USDA Rural Development Issues Final Rule…
by Brittany Worley, CPA (Greensboro Office)
On October 25, 2017, USDA Rural Development (RD) published a final rule for Multi-Family Housing Program Requirements to Reduce Financial Reporting Requirements in the Federal Register. In this publication, RD made its intention known to align its reporting requirements with those of the U.S. Department of Housing and Urban Development, which will now utilize a risk based threshold of reporting.
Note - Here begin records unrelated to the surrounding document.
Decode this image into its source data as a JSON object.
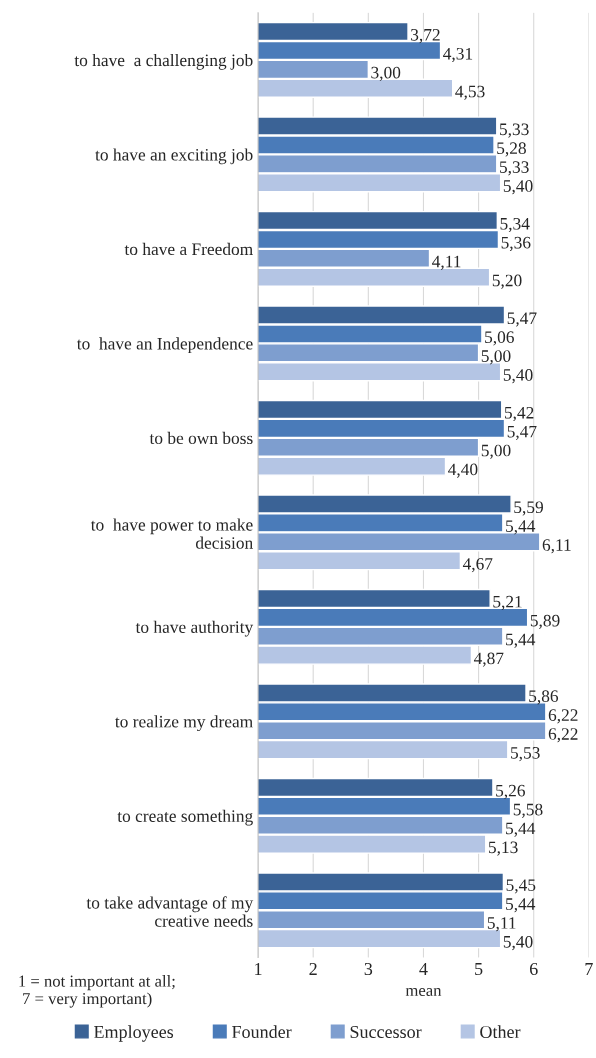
{
  "chart_data": {
    "type": "bar",
    "orientation": "horizontal",
    "xlabel": "mean",
    "categories": [
      "to have  a challenging job",
      "to have an exciting job",
      "to have a Freedom",
      "to  have an Independence",
      "to be own boss",
      "to  have power to make\ndecision",
      "to have authority",
      "to realize my dream",
      "to create something",
      "to take advantage of my\ncreative needs"
    ],
    "series": [
      {
        "name": "Employees",
        "color": "#3b6396",
        "values": [
          3.72,
          5.33,
          5.34,
          5.47,
          5.42,
          5.59,
          5.21,
          5.86,
          5.26,
          5.45
        ],
        "value_labels": [
          "3,72",
          "5,33",
          "5,34",
          "5,47",
          "5,42",
          "5,59",
          "5,21",
          "5,86",
          "5,26",
          "5,45"
        ]
      },
      {
        "name": "Founder",
        "color": "#4a7bb9",
        "values": [
          4.31,
          5.28,
          5.36,
          5.06,
          5.47,
          5.44,
          5.89,
          6.22,
          5.58,
          5.44
        ],
        "value_labels": [
          "4,31",
          "5,28",
          "5,36",
          "5,06",
          "5,47",
          "5,44",
          "5,89",
          "6,22",
          "5,58",
          "5,44"
        ]
      },
      {
        "name": "Successor",
        "color": "#7e9ecf",
        "values": [
          3.0,
          5.33,
          4.11,
          5.0,
          5.0,
          6.11,
          5.44,
          6.22,
          5.44,
          5.11
        ],
        "value_labels": [
          "3,00",
          "5,33",
          "4,11",
          "5,00",
          "5,00",
          "6,11",
          "5,44",
          "6,22",
          "5,44",
          "5,11"
        ]
      },
      {
        "name": "Other",
        "color": "#b4c5e4",
        "values": [
          4.53,
          5.4,
          5.2,
          5.4,
          4.4,
          4.67,
          4.87,
          5.53,
          5.13,
          5.4
        ],
        "value_labels": [
          "4,53",
          "5,40",
          "5,20",
          "5,40",
          "4,40",
          "4,67",
          "4,87",
          "5,53",
          "5,13",
          "5,40"
        ]
      }
    ],
    "xlim": [
      1,
      7
    ],
    "xticks": [
      1,
      2,
      3,
      4,
      5,
      6,
      7
    ],
    "grid": "x",
    "legend": "bottom",
    "annotations": [
      "1 = not important at all;\n 7 = very important)"
    ]
  }
}
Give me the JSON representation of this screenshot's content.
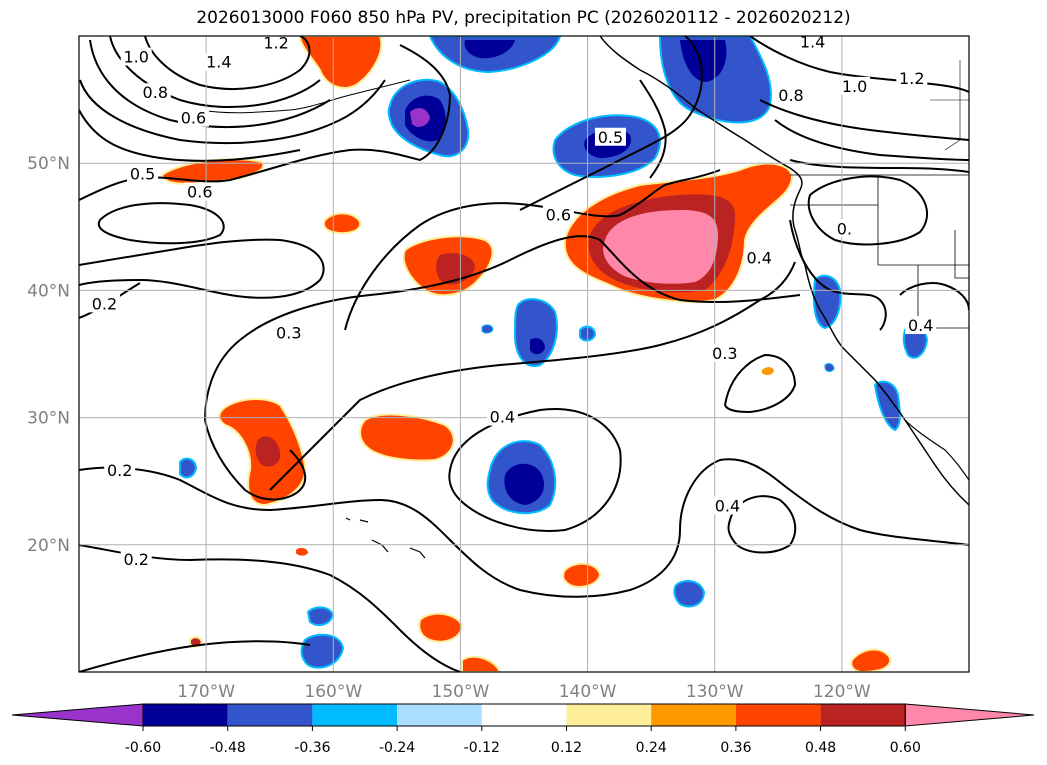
{
  "title": "2026013000 F060 850 hPa PV, precipitation PC (2026020112 - 2026020212)",
  "map": {
    "lon_range": [
      -180,
      -110
    ],
    "lat_range": [
      10,
      60
    ],
    "lon_ticks": [
      {
        "value": -170,
        "label": "170°W"
      },
      {
        "value": -160,
        "label": "160°W"
      },
      {
        "value": -150,
        "label": "150°W"
      },
      {
        "value": -140,
        "label": "140°W"
      },
      {
        "value": -130,
        "label": "130°W"
      },
      {
        "value": -120,
        "label": "120°W"
      }
    ],
    "lat_ticks": [
      {
        "value": 20,
        "label": "20°N"
      },
      {
        "value": 30,
        "label": "30°N"
      },
      {
        "value": 40,
        "label": "40°N"
      },
      {
        "value": 50,
        "label": "50°N"
      }
    ],
    "grid": true
  },
  "contour_labels": [
    {
      "text": "1.0",
      "lon": -175.5,
      "lat": 58.3
    },
    {
      "text": "1.4",
      "lon": -169.0,
      "lat": 57.9
    },
    {
      "text": "1.2",
      "lon": -164.5,
      "lat": 59.4
    },
    {
      "text": "0.8",
      "lon": -174.0,
      "lat": 55.5
    },
    {
      "text": "0.6",
      "lon": -171.0,
      "lat": 53.5
    },
    {
      "text": "0.5",
      "lon": -175.0,
      "lat": 49.1
    },
    {
      "text": "0.6",
      "lon": -170.5,
      "lat": 47.7
    },
    {
      "text": "0.2",
      "lon": -178.0,
      "lat": 38.9
    },
    {
      "text": "0.3",
      "lon": -163.5,
      "lat": 36.6
    },
    {
      "text": "0.2",
      "lon": -176.8,
      "lat": 25.8
    },
    {
      "text": "0.2",
      "lon": -175.5,
      "lat": 18.8
    },
    {
      "text": "0.6",
      "lon": -142.3,
      "lat": 45.9
    },
    {
      "text": "0.5",
      "lon": -138.2,
      "lat": 52.0
    },
    {
      "text": "0.4",
      "lon": -146.7,
      "lat": 30.0
    },
    {
      "text": "0.3",
      "lon": -129.2,
      "lat": 35.0
    },
    {
      "text": "0.4",
      "lon": -129.0,
      "lat": 23.0
    },
    {
      "text": "0.4",
      "lon": -126.5,
      "lat": 42.5
    },
    {
      "text": "1.0",
      "lon": -119.0,
      "lat": 56.0
    },
    {
      "text": "1.2",
      "lon": -114.5,
      "lat": 56.6
    },
    {
      "text": "0.8",
      "lon": -124.0,
      "lat": 55.3
    },
    {
      "text": "1.4",
      "lon": -122.3,
      "lat": 59.5
    },
    {
      "text": "0.",
      "lon": -119.8,
      "lat": 44.8
    },
    {
      "text": "0.4",
      "lon": -113.8,
      "lat": 37.2
    }
  ],
  "colorbar": {
    "ticks": [
      "-0.60",
      "-0.48",
      "-0.36",
      "-0.24",
      "-0.12",
      "0.12",
      "0.24",
      "0.36",
      "0.48",
      "0.60"
    ],
    "colors": [
      "#9933cc",
      "#000099",
      "#3355cc",
      "#00bbff",
      "#aaddff",
      "#ffffff",
      "#ffee99",
      "#ff9900",
      "#ff4400",
      "#bb2222",
      "#ff88aa"
    ]
  }
}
High risk properties are defined as those with combined federal assistance above $750,000 for non-profit entities and $500,000 for for-profit entities. For non-profit entities receiving federal assistance greater than $750,000, RD will accept an audit in accordance with Uniform Guidance standards. For non-profit entities receiving less than $750,000 in federal funds and for-profit entities receiving less than $500,000, the owner must submit owner certified prescribed forms on the accrual basis in accordance with Statements on Standards for Accounting and Review Services. In addition, RD removed the requirements for agreed upon procedures based on the requirements by RD as part of its annual financial reporting package. RD has also added three required certifications for each entity: certification of no changes in project ownership other than those approved by the agency and identified in the certification, real estate taxes paid in accordance with state and/or local requirements and are current, and replacement reserve accounts used only for authorized purposes.
The goal for RD is to reduce the burden on the borrower to produce multiple financial reports, focus on high risk properties, and reduce the financial cost of reporting on properties. The rule was effective as of November 24, 2017. The rule changes will be optional in fiscal year 2018, as proposed budgets have been submitted, but will be mandatory starting in fiscal year 2019.